Il 27 ottobre, sotto la guida dei quadrumviri De Vecchi, Balbo,
Michele Bianchi ed De Bono la spedizione fascista entra in Roma. Il
primo ministro Facta rassegna le dimissioni e propone a Vittorio Emanuele
III di proclamare lo stato d’assedio. Il re rifiuta e il 28 ottobre
affida a Mussolini l’incarico di formare il Governo.
Il primo Governo Mussolini è composto di fascisti, popolari, liberali, un
radicale, il generale Diaz e l’ammiraglio Thaon di Revel e ottiene dal
Parlamento i pieni poteri.
L’11 dicembre 1922 è istituito il Gran Consiglio del Fascismo.
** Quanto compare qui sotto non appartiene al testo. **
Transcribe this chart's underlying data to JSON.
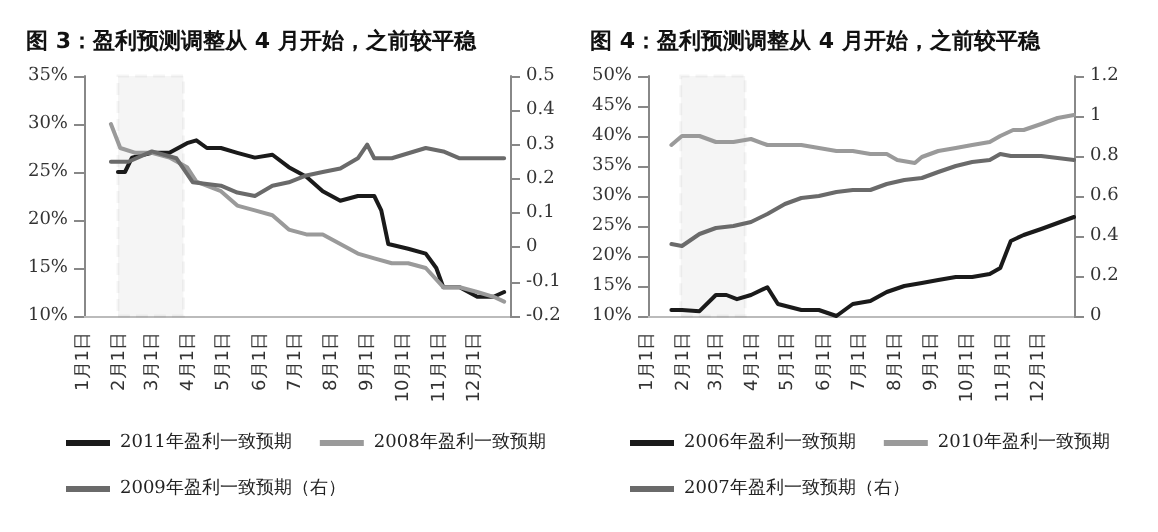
{
  "chart_data": [
    {
      "type": "line",
      "title": "图 3：盈利预测调整从 4 月开始，之前较平稳",
      "legend": "bottom",
      "marker": "none",
      "xlim": [
        "--01-01",
        "--12-31"
      ],
      "xticks": [
        {
          "value": "--01-01",
          "label": "1月1日"
        },
        {
          "value": "--02-01",
          "label": "2月1日"
        },
        {
          "value": "--03-01",
          "label": "3月1日"
        },
        {
          "value": "--04-01",
          "label": "4月1日"
        },
        {
          "value": "--05-01",
          "label": "5月1日"
        },
        {
          "value": "--06-01",
          "label": "6月1日"
        },
        {
          "value": "--07-01",
          "label": "7月1日"
        },
        {
          "value": "--08-01",
          "label": "8月1日"
        },
        {
          "value": "--09-01",
          "label": "9月1日"
        },
        {
          "value": "--10-01",
          "label": "10月1日"
        },
        {
          "value": "--11-01",
          "label": "11月1日"
        },
        {
          "value": "--12-01",
          "label": "12月1日"
        }
      ],
      "ylim": [
        10,
        35
      ],
      "yticks": [
        {
          "value": 10,
          "label": "10%"
        },
        {
          "value": 15,
          "label": "15%"
        },
        {
          "value": 20,
          "label": "20%"
        },
        {
          "value": 25,
          "label": "25%"
        },
        {
          "value": 30,
          "label": "30%"
        },
        {
          "value": 35,
          "label": "35%"
        }
      ],
      "y2lim": [
        -0.2,
        0.5
      ],
      "y2ticks": [
        -0.2,
        -0.1,
        0,
        0.1,
        0.2,
        0.3,
        0.4,
        0.5
      ],
      "bands": [
        {
          "axis": "x",
          "from": "--01-30",
          "to": "--03-27",
          "color": "#000000"
        }
      ],
      "series": [
        {
          "name": "2011年盈利一致预期",
          "color": "#1a1a1a",
          "x": [
            "--01-30",
            "--02-05",
            "--02-11",
            "--02-28",
            "--03-15",
            "--03-30",
            "--04-07",
            "--04-16",
            "--04-28",
            "--05-12",
            "--05-27",
            "--06-11",
            "--06-25",
            "--07-10",
            "--07-24",
            "--08-08",
            "--08-23",
            "--09-06",
            "--09-12",
            "--09-18",
            "--10-05",
            "--10-20",
            "--10-29",
            "--11-04",
            "--11-18",
            "--12-03",
            "--12-17",
            "--12-26"
          ],
          "values": [
            25,
            25,
            26.5,
            27,
            27,
            28,
            28.3,
            27.5,
            27.5,
            27,
            26.5,
            26.8,
            25.5,
            24.5,
            23,
            22,
            22.5,
            22.5,
            21,
            17.5,
            17,
            16.5,
            15,
            13,
            13,
            12,
            12,
            12.5
          ]
        },
        {
          "name": "2008年盈利一致预期",
          "color": "#9a9a9a",
          "x": [
            "--01-24",
            "--02-01",
            "--02-14",
            "--02-28",
            "--03-15",
            "--03-30",
            "--04-07",
            "--04-28",
            "--05-12",
            "--05-27",
            "--06-11",
            "--06-25",
            "--07-10",
            "--07-24",
            "--08-08",
            "--08-23",
            "--09-06",
            "--09-21",
            "--10-05",
            "--10-20",
            "--11-04",
            "--11-18",
            "--12-03",
            "--12-17",
            "--12-26"
          ],
          "values": [
            30,
            27.5,
            27,
            27,
            26.5,
            25.5,
            24,
            23,
            21.5,
            21,
            20.5,
            19,
            18.5,
            18.5,
            17.5,
            16.5,
            16,
            15.5,
            15.5,
            15,
            13,
            13,
            12.5,
            12,
            11.5
          ]
        },
        {
          "name": "2009年盈利一致预期（右）",
          "color": "#6a6a6a",
          "axis": "y2",
          "x": [
            "--01-24",
            "--02-08",
            "--02-28",
            "--03-21",
            "--04-04",
            "--04-28",
            "--05-12",
            "--05-27",
            "--06-11",
            "--06-25",
            "--07-10",
            "--07-24",
            "--08-08",
            "--08-23",
            "--08-31",
            "--09-06",
            "--09-21",
            "--10-20",
            "--11-04",
            "--11-18",
            "--12-03",
            "--12-26"
          ],
          "values": [
            0.25,
            0.25,
            0.28,
            0.26,
            0.19,
            0.18,
            0.16,
            0.15,
            0.18,
            0.19,
            0.21,
            0.22,
            0.23,
            0.26,
            0.3,
            0.26,
            0.26,
            0.29,
            0.28,
            0.26,
            0.26,
            0.26
          ]
        }
      ]
    },
    {
      "type": "line",
      "title": "图 4：盈利预测调整从 4 月开始，之前较平稳",
      "legend": "bottom",
      "marker": "none",
      "xlim": [
        "--01-01",
        "--12-31"
      ],
      "xticks": [
        {
          "value": "--01-01",
          "label": "1月1日"
        },
        {
          "value": "--02-01",
          "label": "2月1日"
        },
        {
          "value": "--03-01",
          "label": "3月1日"
        },
        {
          "value": "--04-01",
          "label": "4月1日"
        },
        {
          "value": "--05-01",
          "label": "5月1日"
        },
        {
          "value": "--06-01",
          "label": "6月1日"
        },
        {
          "value": "--07-01",
          "label": "7月1日"
        },
        {
          "value": "--08-01",
          "label": "8月1日"
        },
        {
          "value": "--09-01",
          "label": "9月1日"
        },
        {
          "value": "--10-01",
          "label": "10月1日"
        },
        {
          "value": "--11-01",
          "label": "11月1日"
        },
        {
          "value": "--12-01",
          "label": "12月1日"
        }
      ],
      "ylim": [
        10,
        50
      ],
      "yticks": [
        {
          "value": 10,
          "label": "10%"
        },
        {
          "value": 15,
          "label": "15%"
        },
        {
          "value": 20,
          "label": "20%"
        },
        {
          "value": 25,
          "label": "25%"
        },
        {
          "value": 30,
          "label": "30%"
        },
        {
          "value": 35,
          "label": "35%"
        },
        {
          "value": 40,
          "label": "40%"
        },
        {
          "value": 45,
          "label": "45%"
        },
        {
          "value": 50,
          "label": "50%"
        }
      ],
      "y2lim": [
        0,
        1.2
      ],
      "y2ticks": [
        0,
        0.2,
        0.4,
        0.6,
        0.8,
        1,
        1.2
      ],
      "bands": [
        {
          "axis": "x",
          "from": "--01-29",
          "to": "--03-25",
          "color": "#000000"
        }
      ],
      "series": [
        {
          "name": "2006年盈利一致预期",
          "color": "#1a1a1a",
          "x": [
            "--01-21",
            "--01-30",
            "--02-14",
            "--02-28",
            "--03-09",
            "--03-18",
            "--03-30",
            "--04-13",
            "--04-22",
            "--05-12",
            "--05-27",
            "--06-11",
            "--06-25",
            "--07-10",
            "--07-24",
            "--08-08",
            "--08-23",
            "--09-06",
            "--09-21",
            "--10-05",
            "--10-20",
            "--10-29",
            "--11-07",
            "--11-18",
            "--12-03",
            "--12-17",
            "--12-31"
          ],
          "values": [
            11,
            11,
            10.8,
            13.5,
            13.5,
            12.8,
            13.5,
            14.8,
            12,
            11,
            11,
            10,
            12,
            12.5,
            14,
            15,
            15.5,
            16,
            16.5,
            16.5,
            17,
            18,
            22.5,
            23.5,
            24.5,
            25.5,
            26.5
          ]
        },
        {
          "name": "2010年盈利一致预期",
          "color": "#9a9a9a",
          "x": [
            "--01-21",
            "--01-30",
            "--02-14",
            "--02-28",
            "--03-15",
            "--03-30",
            "--04-13",
            "--04-28",
            "--05-12",
            "--05-27",
            "--06-11",
            "--06-25",
            "--07-10",
            "--07-24",
            "--08-02",
            "--08-17",
            "--08-23",
            "--09-06",
            "--09-21",
            "--10-05",
            "--10-20",
            "--10-29",
            "--11-09",
            "--11-18",
            "--12-03",
            "--12-17",
            "--12-31"
          ],
          "values": [
            38.5,
            40,
            40,
            39,
            39,
            39.5,
            38.5,
            38.5,
            38.5,
            38,
            37.5,
            37.5,
            37,
            37,
            36,
            35.5,
            36.5,
            37.5,
            38,
            38.5,
            39,
            40,
            41,
            41,
            42,
            43,
            43.5
          ]
        },
        {
          "name": "2007年盈利一致预期（右）",
          "color": "#6a6a6a",
          "axis": "y2",
          "x": [
            "--01-21",
            "--01-30",
            "--02-14",
            "--02-28",
            "--03-15",
            "--03-30",
            "--04-13",
            "--04-28",
            "--05-12",
            "--05-27",
            "--06-11",
            "--06-25",
            "--07-10",
            "--07-24",
            "--08-08",
            "--08-23",
            "--09-06",
            "--09-21",
            "--10-05",
            "--10-20",
            "--10-29",
            "--11-07",
            "--11-18",
            "--12-03",
            "--12-31"
          ],
          "values": [
            0.36,
            0.35,
            0.41,
            0.44,
            0.45,
            0.47,
            0.51,
            0.56,
            0.59,
            0.6,
            0.62,
            0.63,
            0.63,
            0.66,
            0.68,
            0.69,
            0.72,
            0.75,
            0.77,
            0.78,
            0.81,
            0.8,
            0.8,
            0.8,
            0.78
          ]
        }
      ]
    }
  ]
}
Il 13 gennaio 1923 è fondata la Milizia Volontaria di Sicurezza
Nazionale , che inquadra le formazioni squadristiche.
Il Partito nazionalista e quello fascista si fondono.
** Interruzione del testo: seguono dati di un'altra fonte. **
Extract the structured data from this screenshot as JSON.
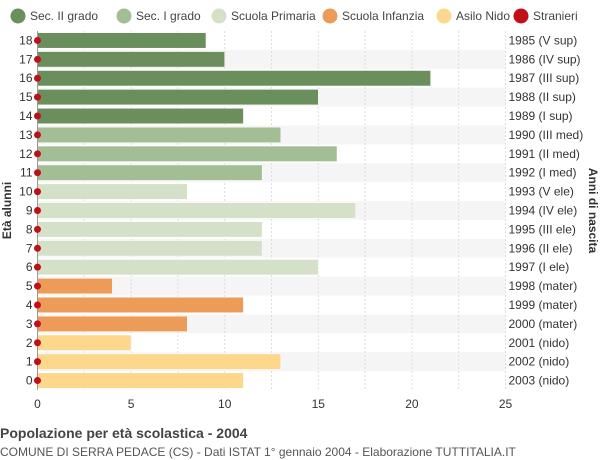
{
  "chart_data": {
    "type": "bar",
    "orientation": "horizontal",
    "legend": [
      {
        "name": "Sec. II grado",
        "color": "#6a8f5c"
      },
      {
        "name": "Sec. I grado",
        "color": "#a3bd95"
      },
      {
        "name": "Scuola Primaria",
        "color": "#d5e0c8"
      },
      {
        "name": "Scuola Infanzia",
        "color": "#ec9c58"
      },
      {
        "name": "Asilo Nido",
        "color": "#fdd88c"
      },
      {
        "name": "Stranieri",
        "color": "#c0111a"
      }
    ],
    "legend_position": "top",
    "xlabel": "",
    "ylabel": "Età alunni",
    "ylabel_right": "Anni di nascita",
    "xlim": [
      0,
      25
    ],
    "xticks": [
      0,
      5,
      10,
      15,
      20,
      25
    ],
    "grid": true,
    "rows": [
      {
        "age": "18",
        "birth": "1985 (V sup)",
        "value": 9,
        "group": 0,
        "stranieri": 0
      },
      {
        "age": "17",
        "birth": "1986 (IV sup)",
        "value": 10,
        "group": 0,
        "stranieri": 0
      },
      {
        "age": "16",
        "birth": "1987 (III sup)",
        "value": 21,
        "group": 0,
        "stranieri": 0
      },
      {
        "age": "15",
        "birth": "1988 (II sup)",
        "value": 15,
        "group": 0,
        "stranieri": 0
      },
      {
        "age": "14",
        "birth": "1989 (I sup)",
        "value": 11,
        "group": 0,
        "stranieri": 0
      },
      {
        "age": "13",
        "birth": "1990 (III med)",
        "value": 13,
        "group": 1,
        "stranieri": 0
      },
      {
        "age": "12",
        "birth": "1991 (II med)",
        "value": 16,
        "group": 1,
        "stranieri": 0
      },
      {
        "age": "11",
        "birth": "1992 (I med)",
        "value": 12,
        "group": 1,
        "stranieri": 0
      },
      {
        "age": "10",
        "birth": "1993 (V ele)",
        "value": 8,
        "group": 2,
        "stranieri": 0
      },
      {
        "age": "9",
        "birth": "1994 (IV ele)",
        "value": 17,
        "group": 2,
        "stranieri": 0
      },
      {
        "age": "8",
        "birth": "1995 (III ele)",
        "value": 12,
        "group": 2,
        "stranieri": 0
      },
      {
        "age": "7",
        "birth": "1996 (II ele)",
        "value": 12,
        "group": 2,
        "stranieri": 0
      },
      {
        "age": "6",
        "birth": "1997 (I ele)",
        "value": 15,
        "group": 2,
        "stranieri": 0
      },
      {
        "age": "5",
        "birth": "1998 (mater)",
        "value": 4,
        "group": 3,
        "stranieri": 0
      },
      {
        "age": "4",
        "birth": "1999 (mater)",
        "value": 11,
        "group": 3,
        "stranieri": 0
      },
      {
        "age": "3",
        "birth": "2000 (mater)",
        "value": 8,
        "group": 3,
        "stranieri": 0
      },
      {
        "age": "2",
        "birth": "2001 (nido)",
        "value": 5,
        "group": 4,
        "stranieri": 0
      },
      {
        "age": "1",
        "birth": "2002 (nido)",
        "value": 13,
        "group": 4,
        "stranieri": 0
      },
      {
        "age": "0",
        "birth": "2003 (nido)",
        "value": 11,
        "group": 4,
        "stranieri": 0
      }
    ]
  },
  "caption": {
    "title": "Popolazione per età scolastica - 2004",
    "subtitle": "COMUNE DI SERRA PEDACE (CS) - Dati ISTAT 1° gennaio 2004 - Elaborazione TUTTITALIA.IT"
  }
}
La legge elettorale del 1923 (legge Acerbo ), che concede alla lista di
maggioranza relativa i due terzi dei seggi, prepara il terreno per la
legittimazione parlamentare della posizione di forza del Partito
fascista.
Alle elezioni dell’aprile 1924, svoltesi in un clima di pesante intimidazione,
viene presentato il “listone” governativo, cui aderisce anche la
maggioranza dei liberali, che ottiene la maggioranza dei voti.
Il deputato socialista Giacomo Matteotti denuncia alla Camera le violenze
e i brogli. Il 10 giugno 1924 viene rapito e assassinato da sicari
fascisti. Il delitto suscita profonda emozione nel Paese, e i deputati
dell’opposizione abbandonano il Parlamento (secessione dell’Aventino)
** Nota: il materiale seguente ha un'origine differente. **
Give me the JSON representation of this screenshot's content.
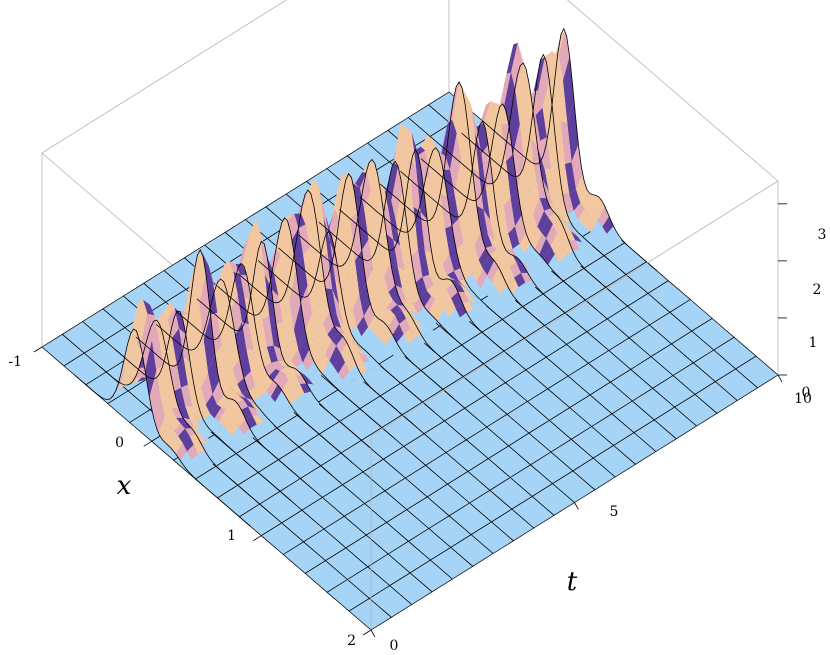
{
  "chart_data": {
    "type": "surface3d",
    "title": "",
    "xlabel": "x",
    "ylabel": "t",
    "zlabel": "",
    "x_range": [
      -1,
      2
    ],
    "t_range": [
      0,
      10
    ],
    "z_range": [
      0,
      3.4
    ],
    "x_ticks": [
      "-1",
      "0",
      "1",
      "2"
    ],
    "x_tick_values": [
      -1,
      0,
      1,
      2
    ],
    "t_ticks": [
      "0",
      "5",
      "10"
    ],
    "t_tick_values": [
      0,
      5,
      10
    ],
    "z_ticks": [
      "0",
      "1",
      "2",
      "3"
    ],
    "z_tick_values": [
      0,
      1,
      2,
      3
    ],
    "grid": false,
    "box": true,
    "mesh": true,
    "colors": {
      "flat": "#a6d4f7",
      "ridge_light": "#f2c7a0",
      "ridge_mid": "#e2a9b8",
      "ridge_dark": "#5f3f9c",
      "mesh": "#000000"
    },
    "ridge_profile": {
      "t": [
        0,
        1,
        2,
        3,
        4,
        5,
        6,
        7,
        8,
        9,
        10
      ],
      "peak_height": [
        2.2,
        2.4,
        2.6,
        2.5,
        2.9,
        2.7,
        3.0,
        2.9,
        3.1,
        3.2,
        3.3
      ],
      "center_x": [
        -0.15,
        -0.12,
        -0.1,
        -0.1,
        -0.05,
        -0.05,
        0.0,
        0.0,
        0.05,
        0.05,
        0.05
      ]
    }
  }
}
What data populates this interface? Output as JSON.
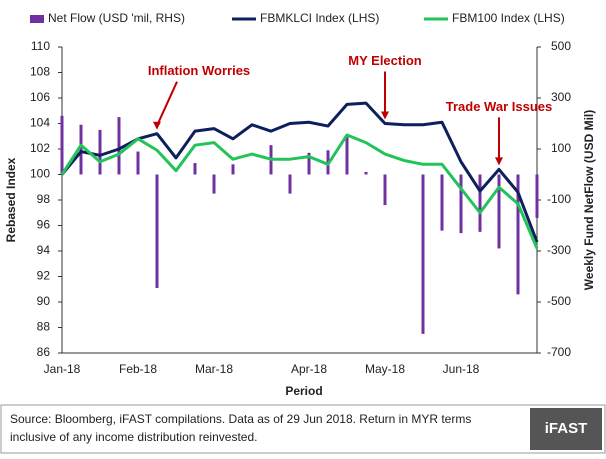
{
  "chart_data": {
    "type": "bar-line",
    "x_label": "Period",
    "y_label": "Rebased Index",
    "y2_label": "Weekly Fund NetFlow (USD Mil)",
    "categories": [
      "Jan-18",
      null,
      null,
      null,
      "Feb-18",
      null,
      null,
      null,
      "Mar-18",
      null,
      null,
      null,
      null,
      "Apr-18",
      null,
      null,
      null,
      "May-18",
      null,
      null,
      null,
      "Jun-18",
      null,
      null,
      null,
      null
    ],
    "series": [
      {
        "name": "Net Flow (USD 'mil, RHS)",
        "color": "#7030a0",
        "kind": "bar",
        "axis": "y2",
        "values": [
          230,
          195,
          175,
          225,
          90,
          -445,
          0,
          45,
          -75,
          40,
          0,
          115,
          -75,
          85,
          95,
          150,
          10,
          -120,
          0,
          -625,
          -220,
          -230,
          -225,
          -290,
          -470,
          -170
        ]
      },
      {
        "name": "FBMKLCI Index (LHS)",
        "color": "#0d1f5c",
        "kind": "line",
        "values": [
          100,
          101.8,
          101.5,
          102.0,
          102.8,
          103.2,
          101.3,
          103.4,
          103.6,
          102.8,
          103.9,
          103.4,
          104.0,
          104.1,
          103.8,
          105.5,
          105.6,
          104.0,
          103.9,
          103.9,
          104.1,
          101.0,
          98.7,
          100.4,
          98.6,
          94.7
        ]
      },
      {
        "name": "FBM100 Index (LHS)",
        "color": "#22c45a",
        "kind": "line",
        "values": [
          100,
          102.3,
          101.0,
          101.6,
          102.8,
          101.9,
          100.3,
          102.3,
          102.5,
          101.2,
          101.6,
          101.2,
          101.2,
          101.4,
          100.8,
          103.1,
          102.5,
          101.6,
          101.1,
          100.8,
          100.8,
          98.9,
          97.0,
          99.0,
          97.7,
          94.2
        ]
      }
    ],
    "ylim": [
      86,
      110
    ],
    "yticks": [
      86,
      88,
      90,
      92,
      94,
      96,
      98,
      100,
      102,
      104,
      106,
      108,
      110
    ],
    "y2lim": [
      -700,
      500
    ],
    "y2ticks": [
      -700,
      -500,
      -300,
      -100,
      100,
      300,
      500
    ],
    "annotations": [
      {
        "text": "Inflation Worries",
        "index": 5
      },
      {
        "text": "MY Election",
        "index": 17
      },
      {
        "text": "Trade War Issues",
        "index": 23
      }
    ],
    "annotation_color": "#c00000"
  },
  "footer": {
    "text_lines": [
      "Source: Bloomberg, iFAST compilations. Data as of 29 Jun 2018.  Return in MYR terms",
      "inclusive of any income distribution reinvested."
    ],
    "logo": "iFAST"
  }
}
chiedendo lo scioglimento della Milizia e la restaurazione della legalità.
Mussolini risponde col discorso alla Camera del 3 gennaio 1925, con cui si
assume ogni responsabilità dell’accaduto. È l’inizio della
dittatura. Le opposizioni sono messe a tacere e si promulgano le leggi
fascistissime, che, abrogando di fatto lo Statuto, danno vita a un
regime totalitario. La legge del 24 dicembre 1925 stabilisce che il
Governo non è più responsabile davanti al Parlamento, ma solo dinanzi al
re.
Mussolini prosegue con la promulgazione delle leggi
fasciste, sono abolite le amministrazioni locali: i podestà sostituiscono i sindaci. L’attentato a
Mussolini a Bologna nell’ottobre del 1926, ad opera del giovane
anarchico Anteo Zamboni, offre il pretesto per il definitivo giro di vite
liberticida: è soppressa la stampa d’opposizione, sciolti partiti e
organizzazioni antifasciste, istituito il confino di polizia. Nel 1927 è
istituito il Tribunale speciale. Inizia l’irreggimentazione sistematica
della gioventù nelle istituzioni del Partito fascista: nasce l’Opera
Nazionale Balilla, per bambini e giovani di entrambi i sessi, mentre gli
universitari confluiscono nei GUF, Gruppi Universitari Fascisti. In
economia si delinea il sistema corporativo, e la Carta del lavoro subordina
le forze economiche alla potenza nazionale; viene varata la politica di
rivalutazione della lira, per raggiungere la cosiddetta “quota 90”,
mentre si dà inizio alla battaglia del grano per raggiungere
l’autosufficienza nella produzione del grano: sono iniziative di scarso
rilievo economico e persino dannoso, ma efficaci sul piano della
propaganda e del consenso.
Gli esponenti dell'opposizione sono costretti a riparare a l'estero: a Parigi nasce la Concentrazione
antifascista, composta di socialisti, repubblicani e membri di
Giustizia e Libertà; Giovanni Amendola e Piero Gobetti muoiono in
conseguenza delle aggressioni squadristiche, Antonio
Gramsci è condannato al carcere dal Tribunale speciale.